Womenomics ! Voilà le mot qui est sur toutes les lèvres au Japon depuis que le Premier Ministre Shinzo Abe a présenté devant les Nations Unies sa nouvelle stratégie de croissance. C’était en septembre dernier.
Au même moment, le mot d’ordre a franchi le Pacifique avec la nomination de Janet Yellen à la Fed. Il s’est disséminé dans les derniers rapports du Fonds Monétaire International et de l’Organisation pour la Coopération et le Développement Economique (OCDE).
Il ne demande qu’à franchir désormais l’Atlantique.
Selon l’OCDE justement, ce sont 0,5 points de croissance supplémentaire qui sont à notre portée si nous résorbons, progressivement mais résolument, l’inégalité dans l’accès à l’emploi entre les femmes et les hommes. Dans tous les emplois. Une France riche en emplois, est une France qui assure la mixité non seulement dans ses écoles, dans ses institutions publiques, mais aussi dans ses entreprises.
La mixité des métiers est une clé de notre compétitivité retrouvée car elle est le plus sûr moyen d’accroître la réserve de talents disponibles : les professionnels de l’informatique, du transport, du bâtiment, des métiers de bouche le disent, eux qui paient aujourd’hui le prix de métiers trop masculins. Ceux des services aux personnes âgées, du soin, de la propreté ou encore de la coiffure le disent en retour, eux qui ont tant de difficultés à attirer des hommes : C’est en élargissant les possibilités de recrutement que l’on se donne véritablement les moyens de recruter les meilleurs. La mixité, la vraie, multiplie par deux le champ des opportunités.

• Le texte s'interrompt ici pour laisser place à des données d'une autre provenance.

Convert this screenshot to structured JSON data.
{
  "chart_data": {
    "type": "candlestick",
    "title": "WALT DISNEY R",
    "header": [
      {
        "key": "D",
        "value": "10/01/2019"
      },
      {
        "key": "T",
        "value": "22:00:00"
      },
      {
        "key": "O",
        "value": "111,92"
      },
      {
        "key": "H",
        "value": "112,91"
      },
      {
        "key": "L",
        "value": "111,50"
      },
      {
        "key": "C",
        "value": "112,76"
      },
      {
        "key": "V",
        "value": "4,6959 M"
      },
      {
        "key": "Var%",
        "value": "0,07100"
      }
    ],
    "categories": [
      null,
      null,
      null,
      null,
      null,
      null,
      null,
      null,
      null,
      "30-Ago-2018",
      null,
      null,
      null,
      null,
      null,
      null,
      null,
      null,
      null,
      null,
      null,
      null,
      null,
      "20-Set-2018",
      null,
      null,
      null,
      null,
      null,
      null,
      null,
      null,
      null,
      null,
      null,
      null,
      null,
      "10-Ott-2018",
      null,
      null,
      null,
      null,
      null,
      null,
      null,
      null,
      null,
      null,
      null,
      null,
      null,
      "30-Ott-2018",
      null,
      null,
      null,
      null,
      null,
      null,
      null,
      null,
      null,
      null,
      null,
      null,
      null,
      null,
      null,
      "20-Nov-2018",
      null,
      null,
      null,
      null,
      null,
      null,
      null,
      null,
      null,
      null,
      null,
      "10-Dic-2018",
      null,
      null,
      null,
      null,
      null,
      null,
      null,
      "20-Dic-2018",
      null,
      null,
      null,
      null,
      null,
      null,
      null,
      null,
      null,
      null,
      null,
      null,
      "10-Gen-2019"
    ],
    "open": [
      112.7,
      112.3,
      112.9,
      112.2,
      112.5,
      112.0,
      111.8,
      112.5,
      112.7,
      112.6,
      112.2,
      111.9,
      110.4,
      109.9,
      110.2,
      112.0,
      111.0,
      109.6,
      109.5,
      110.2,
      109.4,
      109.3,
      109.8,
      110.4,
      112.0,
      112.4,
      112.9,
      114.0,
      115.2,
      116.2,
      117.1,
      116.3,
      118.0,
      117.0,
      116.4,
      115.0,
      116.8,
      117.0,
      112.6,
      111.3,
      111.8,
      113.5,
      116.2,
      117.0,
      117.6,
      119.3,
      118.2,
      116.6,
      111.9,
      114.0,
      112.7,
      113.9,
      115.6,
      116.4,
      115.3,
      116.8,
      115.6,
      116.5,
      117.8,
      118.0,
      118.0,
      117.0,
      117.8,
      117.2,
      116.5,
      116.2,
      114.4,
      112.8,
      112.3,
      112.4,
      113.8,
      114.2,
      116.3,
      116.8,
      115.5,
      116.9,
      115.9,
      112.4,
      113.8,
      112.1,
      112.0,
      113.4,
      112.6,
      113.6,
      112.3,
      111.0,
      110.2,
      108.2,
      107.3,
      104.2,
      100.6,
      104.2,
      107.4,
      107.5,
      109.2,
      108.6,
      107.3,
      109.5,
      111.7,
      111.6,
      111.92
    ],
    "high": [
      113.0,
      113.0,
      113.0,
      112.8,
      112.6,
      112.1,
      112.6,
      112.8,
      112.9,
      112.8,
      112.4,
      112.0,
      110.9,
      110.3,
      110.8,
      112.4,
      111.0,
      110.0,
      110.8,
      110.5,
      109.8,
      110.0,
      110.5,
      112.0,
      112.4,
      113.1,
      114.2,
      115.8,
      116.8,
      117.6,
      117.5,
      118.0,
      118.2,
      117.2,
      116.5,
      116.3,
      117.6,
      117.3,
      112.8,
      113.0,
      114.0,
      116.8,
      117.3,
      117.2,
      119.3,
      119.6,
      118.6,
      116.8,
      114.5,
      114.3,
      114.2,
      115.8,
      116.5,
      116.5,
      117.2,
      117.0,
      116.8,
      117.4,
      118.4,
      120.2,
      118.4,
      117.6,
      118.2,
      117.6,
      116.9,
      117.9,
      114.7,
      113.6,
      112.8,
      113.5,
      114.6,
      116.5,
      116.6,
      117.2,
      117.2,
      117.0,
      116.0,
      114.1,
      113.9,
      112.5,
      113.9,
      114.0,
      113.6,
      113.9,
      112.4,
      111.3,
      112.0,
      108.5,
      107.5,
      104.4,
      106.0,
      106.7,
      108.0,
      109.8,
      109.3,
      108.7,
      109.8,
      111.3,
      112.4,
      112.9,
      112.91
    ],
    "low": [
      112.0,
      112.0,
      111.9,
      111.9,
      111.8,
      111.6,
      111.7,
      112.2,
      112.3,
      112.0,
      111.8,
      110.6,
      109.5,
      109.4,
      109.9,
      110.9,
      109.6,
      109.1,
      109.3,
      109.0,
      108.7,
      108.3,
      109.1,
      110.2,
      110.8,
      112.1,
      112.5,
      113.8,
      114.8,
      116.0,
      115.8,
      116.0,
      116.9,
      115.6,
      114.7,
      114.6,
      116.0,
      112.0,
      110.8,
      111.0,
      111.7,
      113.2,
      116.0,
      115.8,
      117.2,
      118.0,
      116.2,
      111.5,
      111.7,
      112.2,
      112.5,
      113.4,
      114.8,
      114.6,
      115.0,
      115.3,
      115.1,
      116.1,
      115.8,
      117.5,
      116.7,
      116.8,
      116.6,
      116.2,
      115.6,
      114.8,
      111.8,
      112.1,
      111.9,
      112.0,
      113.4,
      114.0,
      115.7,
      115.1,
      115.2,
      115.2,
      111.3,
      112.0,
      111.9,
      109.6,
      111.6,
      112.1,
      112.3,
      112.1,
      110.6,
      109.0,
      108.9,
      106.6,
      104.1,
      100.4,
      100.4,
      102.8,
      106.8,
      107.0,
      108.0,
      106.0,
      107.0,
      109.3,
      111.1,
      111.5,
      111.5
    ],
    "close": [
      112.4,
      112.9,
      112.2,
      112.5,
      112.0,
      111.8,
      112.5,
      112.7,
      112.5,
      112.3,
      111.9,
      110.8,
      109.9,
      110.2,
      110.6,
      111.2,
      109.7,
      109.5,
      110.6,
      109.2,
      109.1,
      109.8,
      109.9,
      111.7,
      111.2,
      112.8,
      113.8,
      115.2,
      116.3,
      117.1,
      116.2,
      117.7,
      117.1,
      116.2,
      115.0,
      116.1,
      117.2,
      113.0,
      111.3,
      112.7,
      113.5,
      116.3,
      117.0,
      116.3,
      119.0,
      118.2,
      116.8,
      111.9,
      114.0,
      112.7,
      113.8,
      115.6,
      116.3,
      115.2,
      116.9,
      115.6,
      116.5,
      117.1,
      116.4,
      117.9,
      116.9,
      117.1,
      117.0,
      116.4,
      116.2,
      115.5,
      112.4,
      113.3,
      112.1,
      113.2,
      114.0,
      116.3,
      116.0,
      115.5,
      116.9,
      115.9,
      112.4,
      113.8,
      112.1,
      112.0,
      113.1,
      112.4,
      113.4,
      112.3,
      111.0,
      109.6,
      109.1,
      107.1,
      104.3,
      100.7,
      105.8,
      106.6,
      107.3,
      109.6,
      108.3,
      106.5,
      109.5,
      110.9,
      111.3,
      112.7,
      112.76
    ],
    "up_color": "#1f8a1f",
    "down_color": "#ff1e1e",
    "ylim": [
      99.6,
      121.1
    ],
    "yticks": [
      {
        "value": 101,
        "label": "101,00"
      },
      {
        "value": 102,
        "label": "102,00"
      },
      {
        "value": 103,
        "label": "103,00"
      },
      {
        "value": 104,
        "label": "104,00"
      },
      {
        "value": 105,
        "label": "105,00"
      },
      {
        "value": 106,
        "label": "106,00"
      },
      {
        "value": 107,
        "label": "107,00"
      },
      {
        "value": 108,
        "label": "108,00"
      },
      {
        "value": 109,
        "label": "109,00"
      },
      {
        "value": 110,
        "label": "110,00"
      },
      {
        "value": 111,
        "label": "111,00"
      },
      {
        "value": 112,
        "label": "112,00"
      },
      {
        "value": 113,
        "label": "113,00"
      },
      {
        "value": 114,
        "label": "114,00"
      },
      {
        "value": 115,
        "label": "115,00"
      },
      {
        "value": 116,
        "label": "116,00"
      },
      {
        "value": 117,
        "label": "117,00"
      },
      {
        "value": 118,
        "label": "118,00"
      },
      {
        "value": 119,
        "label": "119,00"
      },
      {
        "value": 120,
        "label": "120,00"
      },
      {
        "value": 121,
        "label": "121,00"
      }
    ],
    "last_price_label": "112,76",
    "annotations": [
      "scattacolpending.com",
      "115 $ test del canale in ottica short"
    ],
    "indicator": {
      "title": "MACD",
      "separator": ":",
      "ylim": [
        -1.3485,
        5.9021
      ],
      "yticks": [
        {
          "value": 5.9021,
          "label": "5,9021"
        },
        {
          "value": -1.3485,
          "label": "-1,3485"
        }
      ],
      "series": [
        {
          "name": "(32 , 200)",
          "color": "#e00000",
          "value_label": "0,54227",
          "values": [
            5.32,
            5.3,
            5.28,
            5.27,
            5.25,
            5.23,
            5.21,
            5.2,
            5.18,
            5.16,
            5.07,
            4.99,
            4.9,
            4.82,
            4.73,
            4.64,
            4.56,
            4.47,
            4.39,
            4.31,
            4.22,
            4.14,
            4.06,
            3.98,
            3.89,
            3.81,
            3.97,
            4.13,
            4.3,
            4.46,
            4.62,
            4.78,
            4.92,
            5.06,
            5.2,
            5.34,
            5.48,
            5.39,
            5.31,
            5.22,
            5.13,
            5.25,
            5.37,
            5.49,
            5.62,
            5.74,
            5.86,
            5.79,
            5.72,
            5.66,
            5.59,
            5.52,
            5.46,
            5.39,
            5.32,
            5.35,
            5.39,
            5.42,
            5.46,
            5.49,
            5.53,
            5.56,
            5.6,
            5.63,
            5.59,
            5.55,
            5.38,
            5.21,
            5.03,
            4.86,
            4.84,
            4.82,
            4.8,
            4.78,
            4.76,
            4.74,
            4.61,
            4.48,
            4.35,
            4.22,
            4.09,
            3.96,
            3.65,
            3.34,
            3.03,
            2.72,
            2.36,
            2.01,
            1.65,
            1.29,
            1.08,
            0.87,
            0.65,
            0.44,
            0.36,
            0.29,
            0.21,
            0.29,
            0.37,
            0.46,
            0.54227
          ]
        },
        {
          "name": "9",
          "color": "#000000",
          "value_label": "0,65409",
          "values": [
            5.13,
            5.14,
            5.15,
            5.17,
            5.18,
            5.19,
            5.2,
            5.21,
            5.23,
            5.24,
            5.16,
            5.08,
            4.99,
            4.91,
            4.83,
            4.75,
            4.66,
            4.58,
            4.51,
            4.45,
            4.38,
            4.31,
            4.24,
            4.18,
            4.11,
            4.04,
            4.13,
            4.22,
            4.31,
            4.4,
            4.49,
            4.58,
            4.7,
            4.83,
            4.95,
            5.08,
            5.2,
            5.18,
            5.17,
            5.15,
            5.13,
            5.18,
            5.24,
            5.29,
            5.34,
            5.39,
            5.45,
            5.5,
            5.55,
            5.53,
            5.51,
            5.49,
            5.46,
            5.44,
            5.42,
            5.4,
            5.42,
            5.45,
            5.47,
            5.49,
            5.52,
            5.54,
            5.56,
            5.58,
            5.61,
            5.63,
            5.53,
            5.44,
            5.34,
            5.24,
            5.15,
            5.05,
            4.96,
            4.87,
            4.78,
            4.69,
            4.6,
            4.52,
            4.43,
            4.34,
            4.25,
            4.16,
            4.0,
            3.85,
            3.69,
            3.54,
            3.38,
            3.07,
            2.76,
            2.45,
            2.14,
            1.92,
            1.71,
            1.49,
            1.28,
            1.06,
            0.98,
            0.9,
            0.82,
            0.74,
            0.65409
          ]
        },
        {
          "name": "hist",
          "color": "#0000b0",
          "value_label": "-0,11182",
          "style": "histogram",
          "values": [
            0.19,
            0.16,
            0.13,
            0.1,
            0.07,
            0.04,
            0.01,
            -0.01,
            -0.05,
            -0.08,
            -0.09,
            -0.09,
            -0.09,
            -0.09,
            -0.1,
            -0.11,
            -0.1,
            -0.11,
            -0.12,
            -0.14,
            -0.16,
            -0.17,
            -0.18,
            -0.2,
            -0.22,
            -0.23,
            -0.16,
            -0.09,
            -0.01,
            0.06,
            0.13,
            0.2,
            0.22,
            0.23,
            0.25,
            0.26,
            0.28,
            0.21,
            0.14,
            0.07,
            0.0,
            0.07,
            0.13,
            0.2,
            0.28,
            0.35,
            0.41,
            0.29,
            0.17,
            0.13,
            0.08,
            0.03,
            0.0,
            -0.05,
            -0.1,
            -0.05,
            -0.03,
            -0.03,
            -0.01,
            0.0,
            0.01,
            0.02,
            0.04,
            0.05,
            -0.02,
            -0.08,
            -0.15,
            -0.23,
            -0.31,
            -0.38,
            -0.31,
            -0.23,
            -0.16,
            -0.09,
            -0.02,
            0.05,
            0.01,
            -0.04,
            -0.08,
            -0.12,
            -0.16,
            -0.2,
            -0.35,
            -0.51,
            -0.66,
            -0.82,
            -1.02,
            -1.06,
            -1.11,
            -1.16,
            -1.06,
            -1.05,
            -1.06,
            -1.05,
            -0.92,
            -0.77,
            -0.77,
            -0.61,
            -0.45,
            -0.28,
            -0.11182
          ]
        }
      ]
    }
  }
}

Le défi est considérable. Une étude publiée il y a quelques jours par la DARES a montré qu’il faudrait aujourd’hui en France qu’un peu plus de la moitié des salariés changent de poste pour atteindre un véritable équilibre entre femmes et hommes dans la répartition des métiers. 88% des français actifs exercent dans des secteurs ou l’autre sexe est sous-représenté.
Contrairement à une image d’Epinal pourtant, il n’y a qu’un tout petit nombre de métiers qui créent des contraintes physiques telles qu’ils ne peuvent être proposés qu’à des hommes. Et il est mille fois démontré que les aménagements ergonomiques indispensables a l’accueil de femmes dans certains métiers ou sur certains postes participent plus largement de l’amélioration des conditions de travail pour tous, et constituent in fine non pas un coût mais un facteur de performance. Enfin, si le vocabulaire des métiers porte la trace des codes sexués parfois anciens, il n’y a rien de plus vivant que ce vocabulaire, rien de plus vivant que les métiers eux-mêmes. Il n’y pas de barrières plus souples que celles que la société imprime à notre activité économique.
Prenons l’exemple de la banque. Il y a 20 ans, les postes de cadres n’étaient occupés que par des hommes. Aujourd’hui, des femmes comme des hommes exercent les métiers de conseillers ou de directeurs d’agence. Les banques s’y retrouvent car elles recrutent mieux. Les clients s’y retrouvent, car ils ont désormais des interlocuteurs à leur image.
Il n’y a pas de fatalité. Branche par branche, métier par métier, Il faut briser le cercle qui assigne une profession à un sexe plutôt qu’un autre. Nous avons identifié les stratégies payantes pour cela et les ingrédients clés. La mixité émerge si elle s’inscrit dans un projet commun pour faire évoluer un métier et son image tout a la fois : si les entreprises, mais aussi les organismes de formation initiale et continue, les chambres consulaires, les branches professionnelles y sont associés. C’est ce que nous allons faire.
Une dizaine de plans d’action pour la mixité seront préparés cette année avec les acteurs qui voudront s’impliquer dans les métiers du bâtiment, de l’industrie, de la propreté et de l’agriculture. Ces plans associeront des mesures de sensibilisation publique, de conception des formations et un travail sur les processus de recrutement. Nous partirons des projets du terrain et des suggestions des salariées et salariés eux-mêmes. La sphère publique montrera l’exemple dans les métiers de la petite enfance, du grand âge, de la sécurité civile, de l’équipement, du développement durable et de l’énergie.Dans tous les secteurs d’activité intéressés, nous proposerons un contrat aux branches concernées autour d’objectifs de mixité tangibles et atteignables.
Offrir aux salarié(e)s une vraie palette d’opportunités, élargir pour les entreprises le vivier de talents disponibles et progresser ainsi vers l’égalité professionnelle : 2014, année de la mixité!
Najat Vallaud-Belkacem, ministre des Droits des femmes, porte-parole du Gouvernement.
Tribune parue dans le Journal du Dimanche du 5 janvier 2014.